Based on intra-day data for a large cross-section of individual stocks and newly developed econometric procedures, we decompose the realized variation for each of the stocks into separate so-called realized up and down semi-variance measures, or good and bad volatilities, associated with positive and negative high-frequency price increments, respectively. Sorting the individual stocks into portfolios based on their normalized good minus bad volatilities results in economically large and highly statistically significant differences in the subsequent portfolio returns. These differences remain significant after controlling for other firm characteristics and explanatory variables previously associated with the cross-section of expected stock returns. The results also remain intact in double portfolio sorts designed to control for other high-frequency-based realized variation measures. By contrast, the strong negative association between the realized skewness measure and subsequent returns recently documented by Amaya, Christoffersen, Jacobs, and Vasquez (2016) is completely reversed after controlling for the individual stocks relative good minus bad volatility.

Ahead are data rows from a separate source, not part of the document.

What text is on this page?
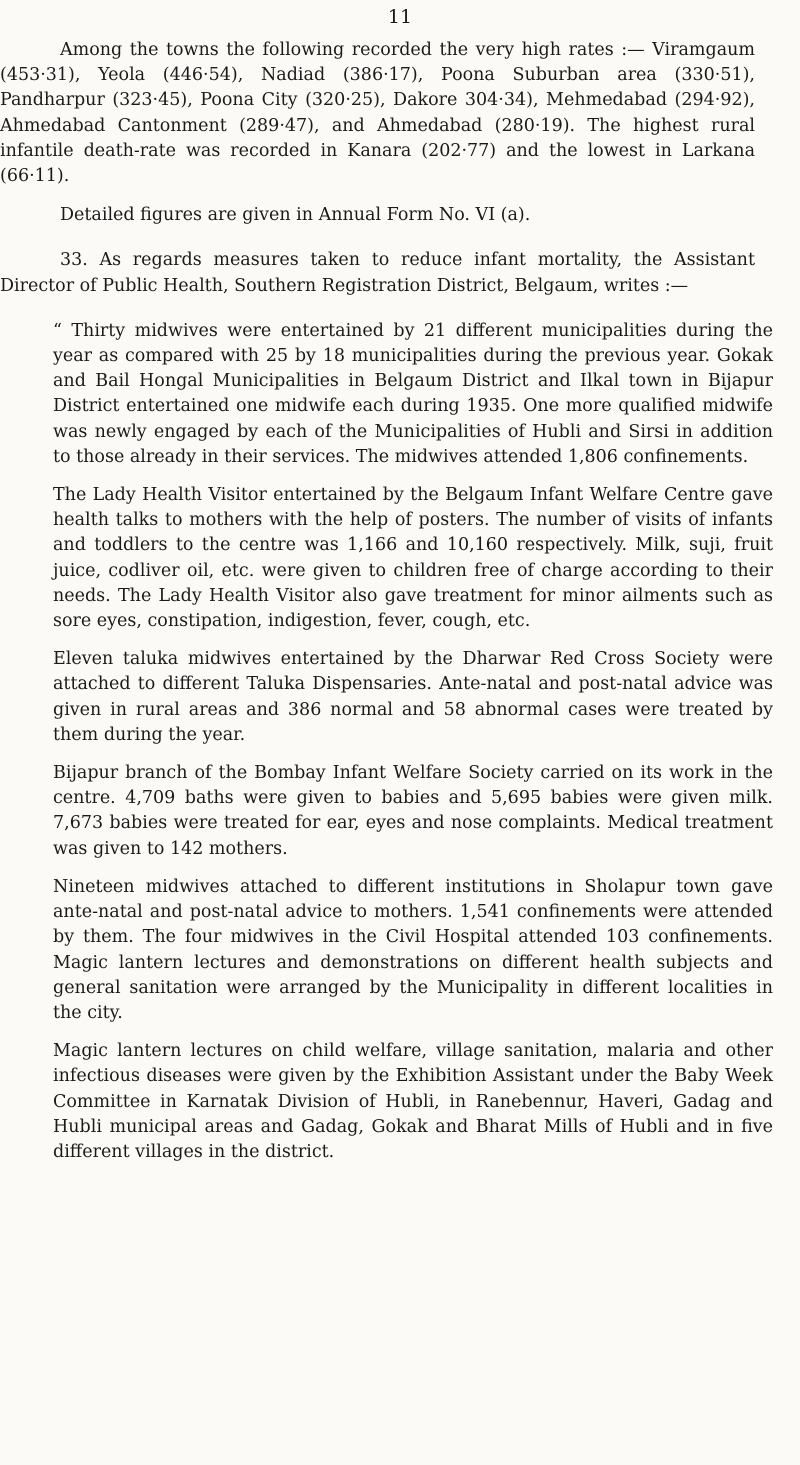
11

Among the towns the following recorded the very high rates :— Viramgaum (453·31), Yeola (446·54), Nadiad (386·17), Poona Suburban area (330·51), Pandharpur (323·45), Poona City (320·25), Dakore 304·34), Mehmedabad (294·92), Ahmedabad Cantonment (289·47), and Ahmedabad (280·19). The highest rural infantile death-rate was recorded in Kanara (202·77) and the lowest in Larkana (66·11).

Detailed figures are given in Annual Form No. VI (a).

33. As regards measures taken to reduce infant mortality, the Assistant Director of Public Health, Southern Registration District, Belgaum, writes :—

“ Thirty midwives were entertained by 21 different municipalities during the year as compared with 25 by 18 municipalities during the previous year. Gokak and Bail Hongal Municipalities in Belgaum District and Ilkal town in Bijapur District entertained one midwife each during 1935. One more qualified midwife was newly engaged by each of the Municipalities of Hubli and Sirsi in addition to those already in their services. The midwives attended 1,806 confinements.

The Lady Health Visitor entertained by the Belgaum Infant Welfare Centre gave health talks to mothers with the help of posters. The number of visits of infants and toddlers to the centre was 1,166 and 10,160 respectively. Milk, suji, fruit juice, codliver oil, etc. were given to children free of charge according to their needs. The Lady Health Visitor also gave treatment for minor ailments such as sore eyes, constipation, indigestion, fever, cough, etc.

Eleven taluka midwives entertained by the Dharwar Red Cross Society were attached to different Taluka Dispensaries. Ante-natal and post-natal advice was given in rural areas and 386 normal and 58 abnormal cases were treated by them during the year.

Bijapur branch of the Bombay Infant Welfare Society carried on its work in the centre. 4,709 baths were given to babies and 5,695 babies were given milk. 7,673 babies were treated for ear, eyes and nose complaints. Medical treatment was given to 142 mothers.

Nineteen midwives attached to different institutions in Sholapur town gave ante-natal and post-natal advice to mothers. 1,541 confinements were attended by them. The four midwives in the Civil Hospital attended 103 confinements. Magic lantern lectures and demonstrations on different health subjects and general sanitation were arranged by the Municipality in different localities in the city.

Magic lantern lectures on child welfare, village sanitation, malaria and other infectious diseases were given by the Exhibition Assistant under the Baby Week Committee in Karnatak Division of Hubli, in Ranebennur, Haveri, Gadag and Hubli municipal areas and Gadag, Gokak and Bharat Mills of Hubli and in five different villages in the district.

Factors and Their Economic Value in Volatility Forecasts, with Lada Kyj

We propose a new family of simple and reliable realized volatility based forecasting models by exploiting the factor structure in the cross-section of volatility, named Factor Auto Regressive (FAR) models. Rather than being isolated, securities are linked with one another through the highly persistent and forecastable common factors. A comprehensive evaluation shows that models exploiting the simple factor structure are able to significantly out-perform (under-perform) the best existing models, for 87% (0%) of securities in all S&P500 constituents and 77% (0%) in the entire TAQ universe. Securities with high betas are expected to, and indeed receive even stronger gains in predictability. For a hypothetical mean-variance investor, the improvement is worth up to 80 bps per year over best existing models. The results stand strong to a long and exhaustive list of robustness checks.

Work In Progress

Measuring Tail Risks with Threshold Quantile Beta, with Yichong Zhang

Using a novel threshold quantile regression method, with automatically determined thresholds, we find strong evidence that asset’s market beta is not constant under different market conditions. Portfolios formed on the threshold quantile beta have significant pricing errors with respect to existing factor models.